Native American poetry anthology vibrates with powerful voices
U.S. Poet Laureate Joy Harjo serves as lead editor of this new collection, which showcases a range of poems as vast as the continent.
Courtesy of W. W. Norton & Company
Imagine if you could step back in time and meet people whose stories have been ignored or suppressed. As one person after another spoke, your view of history would be altered in profound and indelible ways.
That scenario is similar to what Joy Harjo, United States poet laureate, and contributing editors have created with “When the Light of the World Was Subdued, Our Songs Came Though: A Norton Anthology of Native Nations Poetry.”
The collection features 161 poets from more than 90 Indigenous nations – including N. Scott Momaday, Louise Erdrich, and Layli Long Soldier. The engrossing, often riveting book is organized by geographic area, with powerfully insightful essays that convey the distinctiveness and diversity of each region.
Yet as Harjo notes in her introduction, “Many who open the doors of this text arrive here with only stereotypes of indigenous peoples that keep indigenous people bound to a story in which none of us ever made it out alive. In that story we cannot be erudite poets, scholars, and innovative creative artists. It is the intent of the editors to challenge this: for you to open the door to each poem and hear a unique human voice speaking to you beyond, within, and alongside time.”

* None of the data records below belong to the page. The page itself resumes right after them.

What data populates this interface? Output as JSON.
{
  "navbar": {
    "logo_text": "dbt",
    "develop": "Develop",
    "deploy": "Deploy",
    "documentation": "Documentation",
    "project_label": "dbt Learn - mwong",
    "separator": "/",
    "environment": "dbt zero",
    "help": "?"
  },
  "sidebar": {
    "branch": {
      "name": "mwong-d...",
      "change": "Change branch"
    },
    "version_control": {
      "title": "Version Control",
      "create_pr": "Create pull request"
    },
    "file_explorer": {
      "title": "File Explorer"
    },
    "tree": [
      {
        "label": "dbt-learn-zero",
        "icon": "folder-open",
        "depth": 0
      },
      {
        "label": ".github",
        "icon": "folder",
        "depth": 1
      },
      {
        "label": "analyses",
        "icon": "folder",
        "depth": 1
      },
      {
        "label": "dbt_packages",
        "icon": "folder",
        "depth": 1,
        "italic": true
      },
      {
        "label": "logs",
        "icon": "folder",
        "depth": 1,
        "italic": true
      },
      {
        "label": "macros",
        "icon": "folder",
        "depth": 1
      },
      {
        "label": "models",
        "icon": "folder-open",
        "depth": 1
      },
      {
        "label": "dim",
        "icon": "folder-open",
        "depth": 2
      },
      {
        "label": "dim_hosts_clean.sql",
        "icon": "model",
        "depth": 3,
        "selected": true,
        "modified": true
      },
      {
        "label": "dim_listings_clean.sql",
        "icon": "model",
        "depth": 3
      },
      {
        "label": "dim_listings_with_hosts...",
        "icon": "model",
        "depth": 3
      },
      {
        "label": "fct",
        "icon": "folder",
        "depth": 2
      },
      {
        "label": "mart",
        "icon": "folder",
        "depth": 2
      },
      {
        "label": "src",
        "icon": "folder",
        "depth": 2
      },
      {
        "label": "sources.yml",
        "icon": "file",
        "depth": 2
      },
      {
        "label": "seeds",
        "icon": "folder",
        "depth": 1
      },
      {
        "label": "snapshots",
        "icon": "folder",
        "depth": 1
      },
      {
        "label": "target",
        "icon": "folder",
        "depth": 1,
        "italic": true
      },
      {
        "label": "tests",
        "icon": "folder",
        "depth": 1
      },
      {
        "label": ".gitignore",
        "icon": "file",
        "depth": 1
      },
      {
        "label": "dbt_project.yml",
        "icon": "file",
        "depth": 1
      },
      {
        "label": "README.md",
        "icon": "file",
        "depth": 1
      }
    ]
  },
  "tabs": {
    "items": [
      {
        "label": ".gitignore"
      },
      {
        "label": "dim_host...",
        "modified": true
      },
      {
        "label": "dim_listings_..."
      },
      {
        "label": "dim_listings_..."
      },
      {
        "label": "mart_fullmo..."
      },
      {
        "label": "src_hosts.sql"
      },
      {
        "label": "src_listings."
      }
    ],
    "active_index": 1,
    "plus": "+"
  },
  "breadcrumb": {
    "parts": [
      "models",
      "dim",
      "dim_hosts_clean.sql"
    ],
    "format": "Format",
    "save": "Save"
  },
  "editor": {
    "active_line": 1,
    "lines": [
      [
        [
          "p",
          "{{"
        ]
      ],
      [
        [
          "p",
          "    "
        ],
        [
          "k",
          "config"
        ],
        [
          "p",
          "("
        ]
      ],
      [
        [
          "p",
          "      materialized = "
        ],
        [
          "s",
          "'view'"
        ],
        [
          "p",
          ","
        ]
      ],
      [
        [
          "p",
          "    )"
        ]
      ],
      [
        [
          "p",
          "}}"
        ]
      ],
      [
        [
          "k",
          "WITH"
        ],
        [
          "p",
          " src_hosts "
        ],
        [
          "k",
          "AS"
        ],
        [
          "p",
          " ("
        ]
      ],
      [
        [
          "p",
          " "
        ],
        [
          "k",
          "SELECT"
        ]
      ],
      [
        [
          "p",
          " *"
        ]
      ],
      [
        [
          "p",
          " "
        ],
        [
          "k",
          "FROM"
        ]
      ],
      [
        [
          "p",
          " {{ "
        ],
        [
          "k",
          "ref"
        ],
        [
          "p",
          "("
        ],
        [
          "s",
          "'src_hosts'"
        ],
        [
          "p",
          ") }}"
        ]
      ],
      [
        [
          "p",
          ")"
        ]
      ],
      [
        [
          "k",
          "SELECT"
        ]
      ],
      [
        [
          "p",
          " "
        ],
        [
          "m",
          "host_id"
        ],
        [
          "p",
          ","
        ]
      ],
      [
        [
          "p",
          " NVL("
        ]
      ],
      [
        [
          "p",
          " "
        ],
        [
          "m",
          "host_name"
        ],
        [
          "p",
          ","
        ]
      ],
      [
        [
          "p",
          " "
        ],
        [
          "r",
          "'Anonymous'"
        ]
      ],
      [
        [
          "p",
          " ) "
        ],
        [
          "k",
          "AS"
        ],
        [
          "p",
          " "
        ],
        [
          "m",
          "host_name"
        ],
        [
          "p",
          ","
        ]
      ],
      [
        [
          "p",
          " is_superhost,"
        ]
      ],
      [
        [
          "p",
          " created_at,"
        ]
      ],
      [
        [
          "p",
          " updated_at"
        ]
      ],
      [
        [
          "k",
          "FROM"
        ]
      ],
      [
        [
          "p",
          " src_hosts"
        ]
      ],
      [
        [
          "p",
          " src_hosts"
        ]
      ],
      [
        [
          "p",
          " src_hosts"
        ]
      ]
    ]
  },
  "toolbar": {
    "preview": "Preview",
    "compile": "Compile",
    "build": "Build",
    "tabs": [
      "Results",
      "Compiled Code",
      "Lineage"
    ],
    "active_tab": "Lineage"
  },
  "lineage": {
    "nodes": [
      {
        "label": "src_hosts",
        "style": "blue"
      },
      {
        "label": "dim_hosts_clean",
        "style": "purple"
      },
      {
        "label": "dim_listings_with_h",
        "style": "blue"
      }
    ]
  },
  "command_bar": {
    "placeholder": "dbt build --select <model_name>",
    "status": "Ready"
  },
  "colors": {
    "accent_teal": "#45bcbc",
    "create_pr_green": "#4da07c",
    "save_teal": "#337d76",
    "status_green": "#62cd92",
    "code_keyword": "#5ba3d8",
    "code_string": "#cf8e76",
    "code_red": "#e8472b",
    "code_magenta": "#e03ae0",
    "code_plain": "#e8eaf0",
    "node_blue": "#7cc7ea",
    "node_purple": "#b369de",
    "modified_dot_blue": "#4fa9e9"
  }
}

The reader’s journey begins in the Northeast and Midwest with a translation of an Anishinaabeg dream song, an elegy written in 1678 by one of Harvard’s first Indigenous students, and a variety of poems from the 1800s. These reflect a deep spirituality and intimacy with the natural world, as well as the devastation caused by wave after wave of settlers encroaching on ancestral lands.
Over time, colonization and broken treaties impacted every aspect of life as Indigenous nations were forced to relocate, families lost their livelihoods, and children were sent to military-style schools to learn English and “unlearn” their heritage, history, and language.
William Walker Jr., a Wyandot rights advocate from the 1800s, addressed these losses in his poem “Oh, Give Me Back My Bended Bow”:
You took me from my native wild,
Where all was bright, and free and blest;
You said the Indian hunter’s child
In classic halls and bowers should rest.
Long have I dwelt within these walls
And pored o’er ancient pages long.
I hate these antiquated halls;
I hate the Grecian poet’s song.
Decades later, Olivia Ward Bush-Banks expressed profound sorrow in “On the Long Island Indian”:
Now remains a scattered remnant
On these shores they find no home,
Here and there in weary exile,
They are forced through their life to roam.
As the collection continues, readers meet poets from the Great Plains and Rocky Mountains; Pacific Islands, Pacific Northwest, and Alaska; Southwest and West; and the Southeast. The variety and range of their work are stunning – from rhythmic, meditative poems to spoken word and abstract pieces – as is the tragic history that shapes so much of the writing.
“Political content is one characteristic of Native poets of the Plains and Mountains,” notes Heid E. Erdrich. Familiar historical events and figures – such as Sitting Bull and Crazy Horse – inform perspectives here, as does the deep conviction that “history is active and ongoing, rather than residing in distant memory.”
Poets from Alaska, in contrast, often “reflect an eternal connection to place that runs through their veins cycling through the generations,” writes Diane L’xeis’ Benson. These poets wrestle with loss, cultural disruption, and the difficulty of maintaining their cultural existence in an increasingly commercial world.
Endurance and survival are some of the themes explored in the poetry of the Southwest and West. “They tell the stories inside of us,” writes Deborah A. Miranda. They also “bear us forward into what comes next, the futures we rise to meet or take in our hands, carve out for coming generations.”
These are broad brushstrokes, of course. The anthology is nuanced and complex. Writers explore identity, universal concerns, and the challenge of writing about their cultures. Often, this means balancing the past and present, in search of a new way forward.
Casandra López exemplifies this in “A New Language,” which opens with the desire for “50 words for grief / and 50 words for love.” The poem ends with this declaration:
In this new language our bones say
sun and sea, reminding us of an old
language our mouths have forgotten, but
our marrow remembers.
Other young writers, such as Tommy Pico and Natalie Diaz, who was recently named to the longlist for the 2020 National Book Award in poetry, use edgy verse to challenge stereotypes. Their efforts continue a long tradition of innovative, evocative writing.
As Jennifer Elise Foerster explains in her comments about the Southeast, the poets “of the nineteenth and early twentieth centuries often engaged the same language that was stripping them of human rights.” This allowed the appearance of assimilation, while subtly conveying resistance, wit, irony, and grief.
The full range of emotions and responses is evident throughout this compelling collection, which leaves the reader wanting more from each writer yet eager to begin the next selection.
Together, those voices convey the importance and power of poetry, which held customs, song, and hope, and couldn’t be taken away.